Carl Hall is championing the cause for Doncaster to be included in a new 14-team Championship division.
The Dons’ Kiwi co-owner (pictured) met with his contemporaries this week to discuss the RFL’s revoultionary Championship Review document - a proposed overhaul of the professional game that could see the game’s second tier expanded from 11 to 14 teams.
Hall conceded this week that talks were still at a very early stage and admitted that the plans met with a luke-warm response from club officials.
But he told the Free Press that Doncaster, who begin their 2011 Championship One campaign next month, could be elevated from the third to the second tier, should the plans come into force.
Hall said: “As a club we tick all the boxes that are required for entry into the new Championship and I’d like to think that’s where we’ll end up.
“I firmly believe that Doncaster - given the kind of facilites and infra-structure we have in place here - deserve to be at that level.
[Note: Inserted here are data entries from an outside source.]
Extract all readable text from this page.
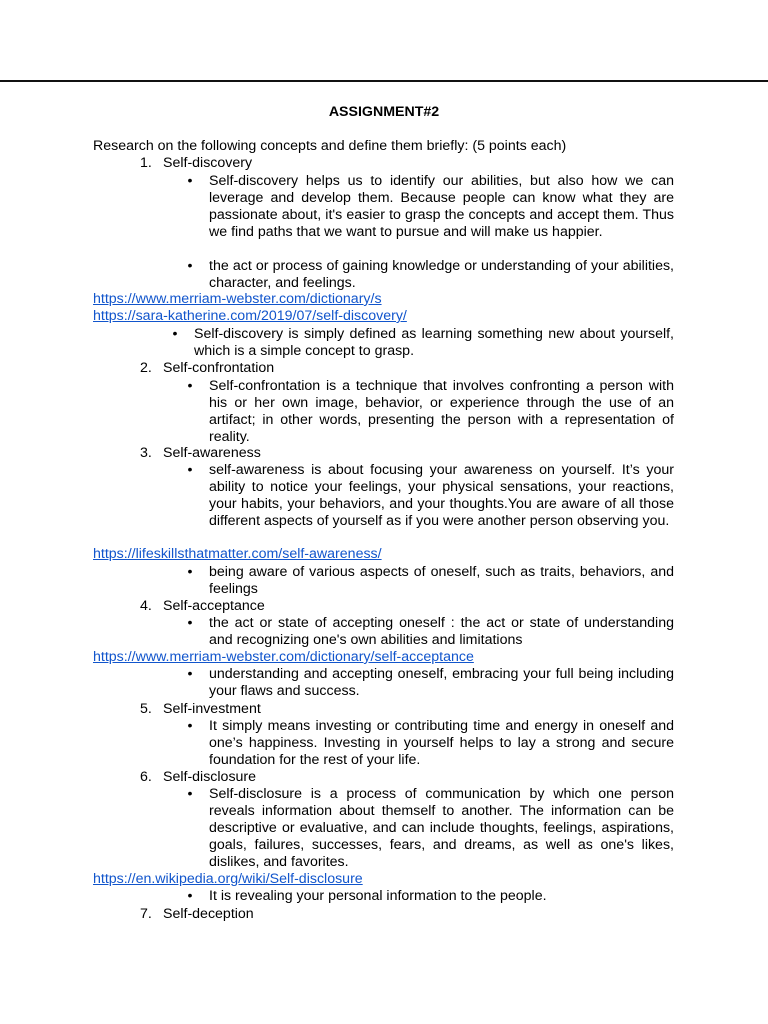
ASSIGNMENT#2
Research on the following concepts and define them briefly: (5 points each)
1. Self-discovery
• Self-discovery helps us to identify our abilities, but also how we can leverage and develop them. Because people can know what they are passionate about, it's easier to grasp the concepts and accept them. Thus we find paths that we want to pursue and will make us happier.
• the act or process of gaining knowledge or understanding of your abilities, character, and feelings.
https://www.merriam-webster.com/dictionary/s
https://sara-katherine.com/2019/07/self-discovery/
• Self-discovery is simply defined as learning something new about yourself, which is a simple concept to grasp.
2. Self-confrontation
• Self-confrontation is a technique that involves confronting a person with his or her own image, behavior, or experience through the use of an artifact; in other words, presenting the person with a representation of reality.
3. Self-awareness
• self-awareness is about focusing your awareness on yourself. It’s your ability to notice your feelings, your physical sensations, your reactions, your habits, your behaviors, and your thoughts.You are aware of all those different aspects of yourself as if you were another person observing you.
https://lifeskillsthatmatter.com/self-awareness/
• being aware of various aspects of oneself, such as traits, behaviors, and feelings
4. Self-acceptance
• the act or state of accepting oneself : the act or state of understanding and recognizing one's own abilities and limitations
https://www.merriam-webster.com/dictionary/self-acceptance
• understanding and accepting oneself, embracing your full being including your flaws and success.
5. Self-investment
• It simply means investing or contributing time and energy in oneself and one’s happiness. Investing in yourself helps to lay a strong and secure foundation for the rest of your life.
6. Self-disclosure
• Self-disclosure is a process of communication by which one person reveals information about themself to another. The information can be descriptive or evaluative, and can include thoughts, feelings, aspirations, goals, failures, successes, fears, and dreams, as well as one's likes, dislikes, and favorites.
https://en.wikipedia.org/wiki/Self-disclosure
• It is revealing your personal information to the people.
7. Self-deception
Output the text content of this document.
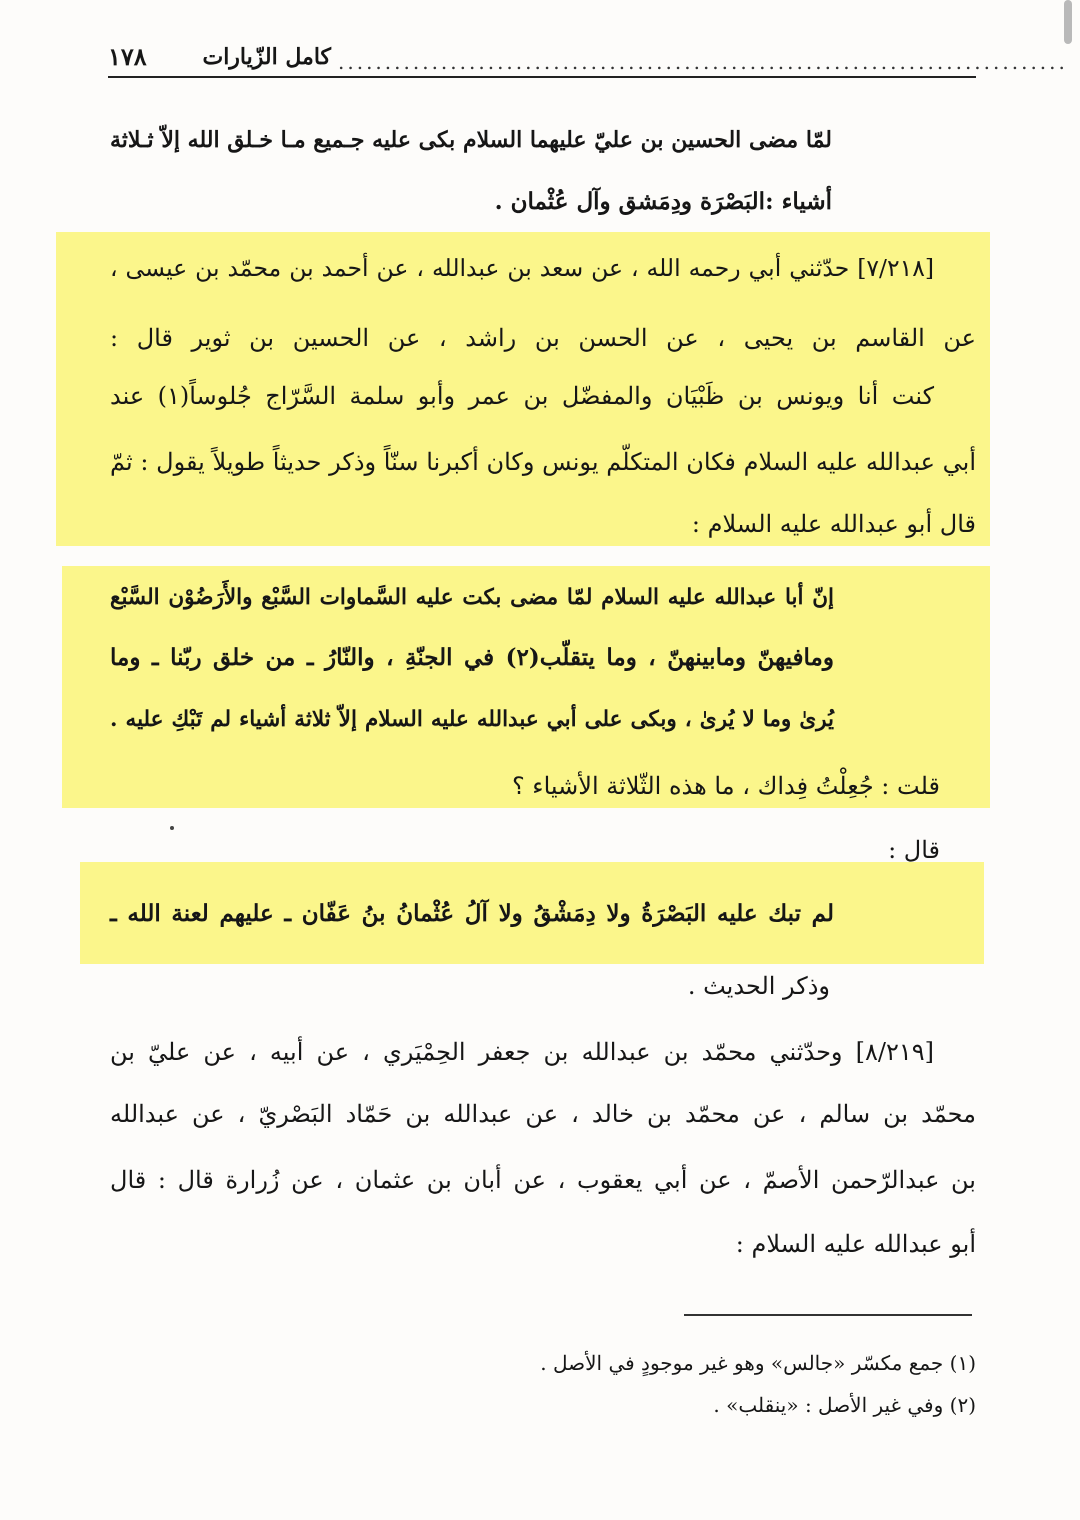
١٧٨	..............................................................................
كامل الزّيارات
لمّا مضى الحسين بن عليّ عليهما السلام بكى عليه جـميع مـا خـلق الله إلاّ ثـلاثة
أشياء :البَصْرَة ودِمَشق وآل عُثْمان .
[٧/٢١٨] حدّثني أبي رحمه الله ، عن سعد بن عبدالله ، عن أحمد بن محمّد بن عيسى ،
عن القاسم بن يحيى ، عن الحسن بن راشد ، عن الحسين بن ثوير قال :
كنت أنا ويونس بن ظَبْيَان والمفضّل بن عمر وأبو سلمة السَّرّاج جُلوساً(١) عند
أبي عبدالله عليه السلام فكان المتكلّم يونس وكان أكبرنا سنّاً وذكر حديثاً طويلاً يقول : ثمّ
قال أبو عبدالله عليه السلام :
إنّ أبا عبدالله عليه السلام لمّا مضى بكت عليه السَّماوات السَّبْع والأَرَضُوْن السَّبْع
ومافيهنّ ومابينهنّ ، وما يتقلّب(٢) في الجنّةِ ، والنّارُ ـ من خلق ربّنا ـ وما
يُرىٰ وما لا يُرىٰ ، وبكى على أبي عبدالله عليه السلام إلاّ ثلاثة أشياء لم تَبْكِ عليه .
قلت : جُعِلْتُ فِداك ، ما هذه الثّلاثة الأشياء ؟
قال :
لم تبك عليه البَصْرَةُ ولا دِمَشْقُ ولا آلُ عُثْمانُ بنُ عَفّان ـ عليهم لعنة الله ـ
وذكر الحديث .
[٨/٢١٩] وحدّثني محمّد بن عبدالله بن جعفر الحِمْيَري ، عن أبيه ، عن عليّ بن
محمّد بن سالم ، عن محمّد بن خالد ، عن عبدالله بن حَمّاد البَصْريّ ، عن عبدالله
بن عبدالرّحمن الأصمّ ، عن أبي يعقوب ، عن أبان بن عثمان ، عن زُرارة قال : قال
أبو عبدالله عليه السلام :
(١) جمع مكسّر «جالس» وهو غير موجودٍ في الأصل .
(٢) وفي غير الأصل : «ينقلب» .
“But the Championship clubs are a long way from reaching an agreement.
“There’s also talk of two 12-team divisions so we’ll just have to wait and see how things progress.
“Unfortunately I don’t really think there’s enough time to get this in place for the 2012 season.”
The RFL had hoped to ratify the new league structure at a meeting next month and name the 2012 Championship teams in September - but both of those aims now seem unlikely.
Under the new proposals, the Championship could be expanded to a 14-team competition with entry dependent on clubs meeting a series of stringent criteria based on minimum standards.
Clubs from outside the Championship and Championship One have been invited to join the third tier competition, while the RFL say they will consider promotion and relegation between between Championship One and the Conference Leagues from 2014.
The propsed new format alson promises to reward those clubs with recognised player development pathways and run with sound business principles with performance-related central funding payments.
Ralph Rimmer, the RFL’s chief operating officer, said: “I have no doubts that the changes we will ultimately implement will produce a structure that allows every Rugby League club to realise its potential,
“There are indeed some radical changes in there but I have no doubt that these proposals will allow the RFL to maximise the return on its investment and improve the stability of clubs by encouraging stronger business management.”